Support worker banned after making up qualifications
A would-be support worker has been banned after her web of lies was uncovered to try and land a job working with children in Moray.
Lisa McDonald attempted to secure a job with national charity Action for Children in Lossiemouth with a fake reference, a forged signature and manufactured qualification certificates in October 2018.
The deceit was followed up just months later in January 2019 when she tried to secure a post as a support practitioner with Inverness-based Richmond Trust Fellowship with more lies on her CV.
Yesterday the Scottish Social Services Council (SSSC) took the decision to ban Mrs McDonald from jobs in the sector to ensure trust in the profession can be maintained.
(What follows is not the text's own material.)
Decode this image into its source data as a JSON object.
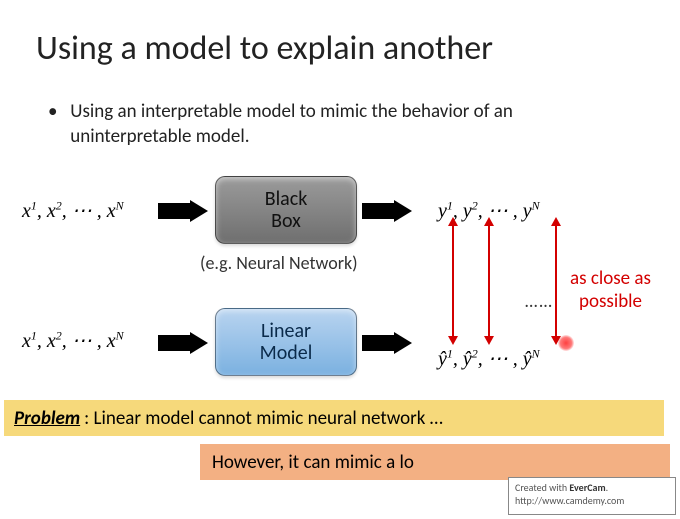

Warnings were issued by the body that there could have been “severe consequences” if she had landed either post with service users potentially being put at “risk of harm” due to her lack of skills to do the job to the required standards.
The decision notice states: “Both allegations show you have been dishonest and the people who use services rely on a worker being trustworthy. Such behaviour represents a significant values issue.”
The SSSC panel decided there was sufficient evidence that Mrs McDonald, who accepted the facts against her, provided a false e-mail address for her former college tutor, who she had named as a reference when applying for the job as an early years practitioner for Action for Children.
It was also concluded that a false character reference in the name of the same college tutor with a forged signature had also been submitted with fake SQA certificates showing she had two qualifications in childhood practice.
The application for a job with the Richmond Trust Fellowship also included a false claim of a HNC childhood practice qualification, which was not required for the position but was deemed to be a sign that she may try again for another post in the sector.
The SSSC decision report states: “Both incidents occurred when you were in the process of applying for a job within the social services sector. This behaviour is sufficiently serious and would affect the reputation of the profession.
“There are two allegations of similar nature. Although the second wasn’t carried out to the same extent as the first allegation, you still applied for a job and uploaded your C.V. to state you held a HNC, which you do not.
“The consequences of your behaviour are severe. If you had not been discovered, you could have been working in a position that you were not qualified to hold.”